Segala sesuatu yang diperintah dan dilarang oleh Allah dan Rasul-Nya memberikan kehidupan kepada kalian, yaitu kehidupan hati. Sebab, kehidupan hati dan ruh adalah dengan ‘ubudiyyah (penghambaan diri, ibadah) kepada Allah subhanahu wa ta’ala, senantiasa menaati-Nya, dan senantiasa menaati Rasul-Nya.

[1] Yaitu tempat shalat (mushalla) untuk shalat ‘Id.

[2] Al-Hafizh Ibnu Hajar rahimahullah berkata, “Di antara faidah yang bisa diambil dari hadits ini: disukainya menasihati kaum wanita, mengajari mereka tentang hukum-hukum Islam, dan mengingatkan mereka akan kewajiban-kewajiban mereka. Disukai pula memberikan dorongan kepada kaum wanita untuk bersedekah, dan mengkhususkan hal itu untuk mereka dalam majelis tersendiri. Itu semua dilakukan apabila aman dari fitnah dan mafsadah.(yakni dilakukan di balik hijab misalnya, –pen.). (Fathul Bari, syarh hadits no. 978)

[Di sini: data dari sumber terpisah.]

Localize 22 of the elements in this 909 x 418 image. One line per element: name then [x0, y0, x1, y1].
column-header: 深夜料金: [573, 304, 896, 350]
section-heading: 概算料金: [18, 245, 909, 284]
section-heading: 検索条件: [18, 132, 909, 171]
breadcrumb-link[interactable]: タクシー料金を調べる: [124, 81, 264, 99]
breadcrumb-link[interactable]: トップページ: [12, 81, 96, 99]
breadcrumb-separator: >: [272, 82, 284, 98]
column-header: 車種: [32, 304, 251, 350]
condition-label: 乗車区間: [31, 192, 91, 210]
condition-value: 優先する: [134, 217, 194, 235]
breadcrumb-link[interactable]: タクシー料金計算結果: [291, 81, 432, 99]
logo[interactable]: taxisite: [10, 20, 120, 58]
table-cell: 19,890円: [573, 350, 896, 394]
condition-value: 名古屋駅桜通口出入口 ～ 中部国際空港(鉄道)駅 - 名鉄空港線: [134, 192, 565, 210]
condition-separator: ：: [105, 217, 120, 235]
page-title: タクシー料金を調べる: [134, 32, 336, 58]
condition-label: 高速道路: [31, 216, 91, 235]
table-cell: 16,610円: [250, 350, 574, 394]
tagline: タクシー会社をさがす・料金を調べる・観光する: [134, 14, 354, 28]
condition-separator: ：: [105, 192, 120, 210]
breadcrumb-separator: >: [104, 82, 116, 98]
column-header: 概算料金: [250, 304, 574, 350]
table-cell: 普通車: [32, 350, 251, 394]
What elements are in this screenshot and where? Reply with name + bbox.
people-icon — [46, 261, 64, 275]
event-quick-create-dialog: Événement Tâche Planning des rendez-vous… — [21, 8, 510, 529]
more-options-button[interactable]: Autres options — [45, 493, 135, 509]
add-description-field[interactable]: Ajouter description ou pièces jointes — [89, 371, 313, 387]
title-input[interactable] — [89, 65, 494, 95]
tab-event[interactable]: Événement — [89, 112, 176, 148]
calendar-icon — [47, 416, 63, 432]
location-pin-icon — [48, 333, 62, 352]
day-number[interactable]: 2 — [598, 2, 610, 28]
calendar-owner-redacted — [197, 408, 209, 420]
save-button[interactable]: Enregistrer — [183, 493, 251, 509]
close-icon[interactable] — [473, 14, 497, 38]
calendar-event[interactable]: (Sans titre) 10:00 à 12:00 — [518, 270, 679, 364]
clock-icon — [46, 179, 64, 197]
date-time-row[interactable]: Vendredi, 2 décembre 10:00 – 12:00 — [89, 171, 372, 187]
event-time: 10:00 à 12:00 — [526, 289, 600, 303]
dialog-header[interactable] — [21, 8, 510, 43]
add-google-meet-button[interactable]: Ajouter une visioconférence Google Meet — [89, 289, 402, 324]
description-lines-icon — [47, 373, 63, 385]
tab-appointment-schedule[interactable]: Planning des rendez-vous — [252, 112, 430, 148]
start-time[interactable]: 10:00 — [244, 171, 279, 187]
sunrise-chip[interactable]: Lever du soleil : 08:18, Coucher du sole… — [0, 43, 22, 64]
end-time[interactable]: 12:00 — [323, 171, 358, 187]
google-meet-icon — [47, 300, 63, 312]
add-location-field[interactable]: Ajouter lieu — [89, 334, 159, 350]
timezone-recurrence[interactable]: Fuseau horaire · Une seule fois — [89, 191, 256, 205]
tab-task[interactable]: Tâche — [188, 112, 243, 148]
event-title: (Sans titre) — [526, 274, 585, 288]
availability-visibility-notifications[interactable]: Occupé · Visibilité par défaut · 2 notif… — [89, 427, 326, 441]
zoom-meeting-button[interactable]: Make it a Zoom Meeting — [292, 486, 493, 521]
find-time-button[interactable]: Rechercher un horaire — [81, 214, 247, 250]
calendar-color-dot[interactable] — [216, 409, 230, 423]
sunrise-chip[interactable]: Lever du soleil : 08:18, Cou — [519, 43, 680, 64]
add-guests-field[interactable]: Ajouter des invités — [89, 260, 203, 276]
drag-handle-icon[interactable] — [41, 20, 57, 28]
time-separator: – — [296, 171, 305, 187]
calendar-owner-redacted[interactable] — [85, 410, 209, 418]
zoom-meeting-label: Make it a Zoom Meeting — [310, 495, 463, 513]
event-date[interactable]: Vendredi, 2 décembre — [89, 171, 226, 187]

Asy-Syaikh Ibnu al-Utsaimin rahimahullah berkata, “Yakni mengingatkan kaum wanita, dan mengkhususkan mereka dengan nasihat. Namun, ini pada masa dahulu. Alhamdulillah, pada masa sekarang, dengan adanya pengeras suara, nasihat untuk kaum pria bisa juga didengar oleh kaum wanita. Karena kaum wanita bisa mendengar juga nasihat (tersebut, melalui pengeras suara).” (Syarh Shahih al-Bukhari IV/12)

[3] Dari pengantar dan sambutan beliau terhadap program yang digelar oleh situs Miratsul Anbiya’ (http://ar.miraath.net) dengan tajuk “Majalis ‘Miratsul Anbiya’at-Ta’shiliyyah”.

[4] Beliau adalah imam para ahli tafsir, salah seorang imam besar dari kalangan Ahlus Sunnah. Beliau dikenal sebagai panutan dan rujukan umat, dipuji dan diakui oleh para ulama sezamannya dan sesudahnya. Beliaulah penulis Jami’ul Bayan fi Ta’wil al-Qur’an yang lebih dikenal dengan Tafsir ath-Thabari. Kitab tafsir ini diakui dan diterima oleh para ulama Ahlus Sunnah sebagai kitab tafsir yang berjalan di atas manhaj Salaf. Di samping itu, memang penulisnya dikenal sebagai ulama yang berakidah shahih dan bermanhaj lurus. Beliau hidup 224—310 H/839—923 M.

[5] Jilbab ialah sejenis baju kurung yang lapang yang dapat menutup kepala, muka, dan dada.